Вместе с царицей и царевичем были похоронены их убитые слуги: девочка-служанка, «кухарка», воин-«охранник» и «возничий» (так они названы по сопровождавшим их атрибутам). Картина их расположения в могиле ужасна: руки – неестественно вывернуты, словно они были выкручены, ноги – неестественно раскинуты. Особенно потрясает рука воина: пальцы судорожно сжаты и впились в землю – очевидно, он был еще жив, когда его бросили в могилу, и агония длилась в уже засыпанном подземелье. Все сказанное о погребенных слугах удивительно соответствует описанию Геродота похорон скифских царей.
Когда исследование боковой гробницы было завершено (погребения царицы и царевича были вырезаны монолитами с целью их дальнейшего изучения и реставрации в лабораторных условиях и последующего экспонирования), археологи приступили к раскрытию центрального погребения – погребения царя. То, что в нем побывали грабители, было ясно с самого начала. Туда вел грабительский ход длиной в 22 метра. Грабители точно рассчитали его направление и вышли как раз на угол основной погребальной камеры. Но к тому времени свод камеры и коридора-дромоса, ведшего в нее, частично уже обвалился, и грабителям пришлось выбирать сокровища из-под обвалившейся земли.
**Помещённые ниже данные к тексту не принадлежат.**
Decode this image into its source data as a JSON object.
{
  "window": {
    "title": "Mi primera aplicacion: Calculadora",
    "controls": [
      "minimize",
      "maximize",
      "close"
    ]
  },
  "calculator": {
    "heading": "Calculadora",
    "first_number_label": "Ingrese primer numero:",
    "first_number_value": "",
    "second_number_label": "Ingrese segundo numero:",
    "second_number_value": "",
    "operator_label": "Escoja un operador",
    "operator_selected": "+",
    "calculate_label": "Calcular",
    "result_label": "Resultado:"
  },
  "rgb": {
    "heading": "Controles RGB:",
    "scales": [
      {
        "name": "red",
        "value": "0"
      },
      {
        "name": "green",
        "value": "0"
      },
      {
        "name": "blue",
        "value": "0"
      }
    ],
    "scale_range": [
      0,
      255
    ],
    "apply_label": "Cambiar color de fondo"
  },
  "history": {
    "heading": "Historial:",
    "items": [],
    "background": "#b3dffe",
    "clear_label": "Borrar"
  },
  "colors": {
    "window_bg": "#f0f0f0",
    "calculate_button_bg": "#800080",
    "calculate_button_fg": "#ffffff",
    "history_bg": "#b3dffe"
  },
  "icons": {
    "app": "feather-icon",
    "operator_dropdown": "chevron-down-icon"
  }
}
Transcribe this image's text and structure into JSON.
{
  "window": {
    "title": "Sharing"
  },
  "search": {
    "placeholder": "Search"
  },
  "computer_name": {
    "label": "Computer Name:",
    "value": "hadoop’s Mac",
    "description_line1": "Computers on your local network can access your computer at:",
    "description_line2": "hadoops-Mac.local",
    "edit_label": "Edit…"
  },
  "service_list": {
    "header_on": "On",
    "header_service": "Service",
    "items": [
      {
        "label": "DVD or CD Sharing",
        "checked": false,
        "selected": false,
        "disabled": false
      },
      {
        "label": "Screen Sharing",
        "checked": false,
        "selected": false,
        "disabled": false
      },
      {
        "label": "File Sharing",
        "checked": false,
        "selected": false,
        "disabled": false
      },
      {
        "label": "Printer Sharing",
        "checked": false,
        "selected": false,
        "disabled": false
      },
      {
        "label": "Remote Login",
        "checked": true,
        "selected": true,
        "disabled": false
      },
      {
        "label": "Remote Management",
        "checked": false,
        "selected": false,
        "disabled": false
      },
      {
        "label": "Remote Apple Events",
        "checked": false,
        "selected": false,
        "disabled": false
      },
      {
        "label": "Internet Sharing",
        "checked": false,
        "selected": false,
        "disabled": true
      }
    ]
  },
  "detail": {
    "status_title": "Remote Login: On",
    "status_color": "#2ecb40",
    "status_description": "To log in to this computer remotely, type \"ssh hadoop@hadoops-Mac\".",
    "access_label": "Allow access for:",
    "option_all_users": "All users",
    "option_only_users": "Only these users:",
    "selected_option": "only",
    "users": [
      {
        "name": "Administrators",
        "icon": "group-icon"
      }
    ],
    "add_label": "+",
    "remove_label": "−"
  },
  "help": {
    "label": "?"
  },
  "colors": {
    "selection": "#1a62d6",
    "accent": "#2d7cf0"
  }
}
В погребальной камере царили полный хаос и разорение. Хотя и здесь из земли было извлечено множество золотых нашивных бляшек и пуговок от парадной одежды царя, не замеченных или оброненных грабителями, те поработали «на совесть», унеся все самое ценное: парадную утварь, украшения, оружие и т.д. И тем не менее самые сенсационные находки, принесшие Толстой могиле всемирную славу, были сделаны именно здесь, в центральной гробнице. Может быть, этим мы обязаны тому, что грабители были очень, даже слишком, хорошо осведомлены обо всех деталях скифского царского погребального обряда: они до мелочей знали традиционное расположение всех ценных вещей в могилах и искали их только там, где им надлежало быть. Парадное оружие должно было лежать рядом с покойным, шейные украшения – на шее, сосуды – в головах и т.д. Иного их размещения в могиле они не могли допустить. Это и оказалось, как выяснилось, спасительным для археологов.
Как мы уже знаем, свод камеры и ведшего в нее коридора-дромоса частично рухнул. В погребальной камере грабители перерыли обвалившуюся землю, а вот землю в дромосе они ворошить не стали – по опыту они знали, что там ценных вещей быть не должно. Там могли быть простые глиняные амфоры для вина, остатки погребальной колесницы, мог, наконец, быть похоронен кто-либо из умерщвленных слуг царя – не более того. Поэтому едва ли стоило рисковать и тратить силы на заведомо пустое дело. На этот раз грабители ошиблись.
В дромосе, совсем рядом со входом в погребальную камеру, всего лишь в 30 сантиметрах от нее, лежал меч с обложенной золотом рукоятью, в ножнах, также покрытых золотой обкладкой с рельефными украшениями, а еще ближе к камере, буквально у самого входа в нее, – самая выдающаяся находка Толстой могилы, принесшая кургану мировую известность: золотая пектораль – парадное нагрудное украшение похороненного здесь царя. Грабители остановились в десяти сантиметрах от нее! Почему, каким образом эти ценнейшие предметы оказались в дромосе, а не там, где им надлежало быть? На это едва ли можно ответить вполне определенно. Возможно, они были намеренно припрятаны. Во всяком случае, это спасло их.